Your team serves over 100 business analysts across 10 different teams in eight countries. These are the Coupons team, the Outbound Marketing team, the Mobile Platform team, and the Recommendations team. All of these teams use the OPS metric as a base to analyze their own business line.

Rather than manually creating and maintaining hundreds of unconnected datasets, your team reuses datasets to create multiple levels of datasets for teams across the organization. Doing this centralizes data management and allows each team to customize the data for their own needs. At the same time, this syncs updates to the data, such as updates to metric definitions, and maintains row-level and column-level security. For example, individual teams in your organization can use the centralized datasets. They can then combine them with the data specific to their team to create new datasets and build analyses on top of them.

Along with using the key OPS metric, other teams in your organization can reuse column metadata from the centralized datasets that you created. For example, the Data Engineering team can define metadata, such as name, description, data type, and folders, in a centralized dataset. All subsequent teams can use it.


Amazon QuickSight supports creating up to two additional levels of datasets from a single dataset.

For example, from a parent dataset, you can create a child dataset and then a grandchild dataset for a total of three dataset levels.

Creating a dataset from an existing dataset

Use the following procedure to create a dataset from an existing dataset.

To create a dataset from an existing dataset
  1. From the QuickSight start page, choose Datasets in the pane at left.

  2. On the Datasets page, choose the dataset that you want to use to create a new dataset.

  3. On the page that opens for that dataset, choose the drop-down menu for Use in analysis, and then choose Use in dataset.

    Use in a dataset.

    The data preparation page opens and preloads everything from the parent dataset, including calculated fields, joins, and security settings.

  4. On the data preparation page that opens, for Query mode at bottom left, choose how you want the dataset to pull in changes and updates from the original, parent dataset. You can choose the following options:

    • Direct query – This is the default query mode. If you choose this option, the data for this dataset automatically refreshes when you open an associated dataset, analysis, or dashboard. However, the following limitations apply:

      • If the parent dataset allows direct querying, you can use direct query mode in the child dataset.

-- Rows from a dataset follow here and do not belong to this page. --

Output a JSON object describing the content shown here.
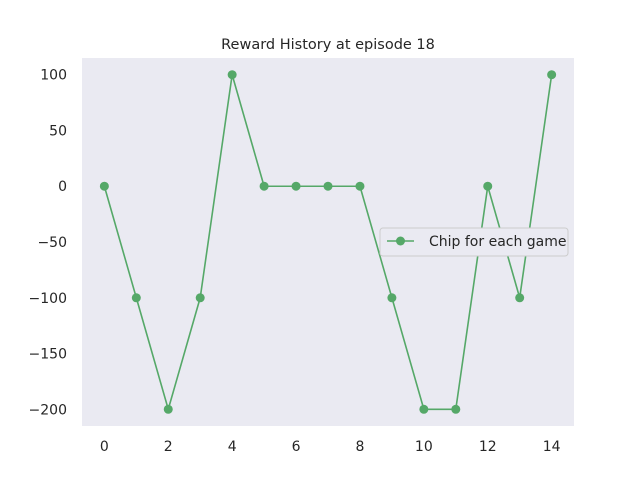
{
  "chart_data": {
    "type": "line",
    "title": "Reward History at episode 18",
    "xlabel": "",
    "ylabel": "",
    "x": [
      0,
      1,
      2,
      3,
      4,
      5,
      6,
      7,
      8,
      9,
      10,
      11,
      12,
      13,
      14
    ],
    "series": [
      {
        "name": "Chip for each game",
        "values": [
          0,
          -100,
          -200,
          -100,
          100,
          0,
          0,
          0,
          0,
          -100,
          -200,
          -200,
          0,
          -100,
          100
        ],
        "color": "#55a868",
        "marker": "circle"
      }
    ],
    "xlim": [
      -0.7,
      14.7
    ],
    "ylim": [
      -215,
      115
    ],
    "xticks": [
      0,
      2,
      4,
      6,
      8,
      10,
      12,
      14
    ],
    "yticks": [
      100,
      50,
      0,
      -50,
      -100,
      -150,
      -200
    ],
    "xtick_labels": [
      "0",
      "2",
      "4",
      "6",
      "8",
      "10",
      "12",
      "14"
    ],
    "ytick_labels": [
      "100",
      "50",
      "0",
      "−50",
      "−100",
      "−150",
      "−200"
    ],
    "grid": false,
    "legend_position": "center-right",
    "plot_background": "#eaeaf2"
  }
}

      • If you have multiple parent datasets in a join, you can choose direct query mode for your child dataset only if all the parents are from the same underlying data source. For example, the same Amazon Redshift connection.

      • Direct query is supported for a single SPICE parent dataset. It is not supported for multiple SPICE parent datasets in a join.

    • SPICE – If you choose this option, you can set up a schedule for your new dataset to sync with the parent dataset. For more information about creating SPICE refresh schedules for datasets, see Refreshing SPICE data.

  5. (Optional) Prepare your data for analysis. For more information about preparing data, see Preparing data in Amazon QuickSight.

  6. (Optional) Set up row-level or column-level security (RLS/CLS) to restrict access to the dataset. For more information about setting up RLS, see Using row-level security (RLS) with user-based rules to restrict access to a dataset. For more information about setting up CLS, see Using column-level security (CLS) to restrict access to a dataset.


    You can set up RLS/CLS on child datasets only. RLS/CLS on parent datasets is not supported.

  7. When you're finished, choose Save & publish to save your changes and publish the new child dataset. Or choose Publish & visualize to publish the new child dataset and begin visualizing your data.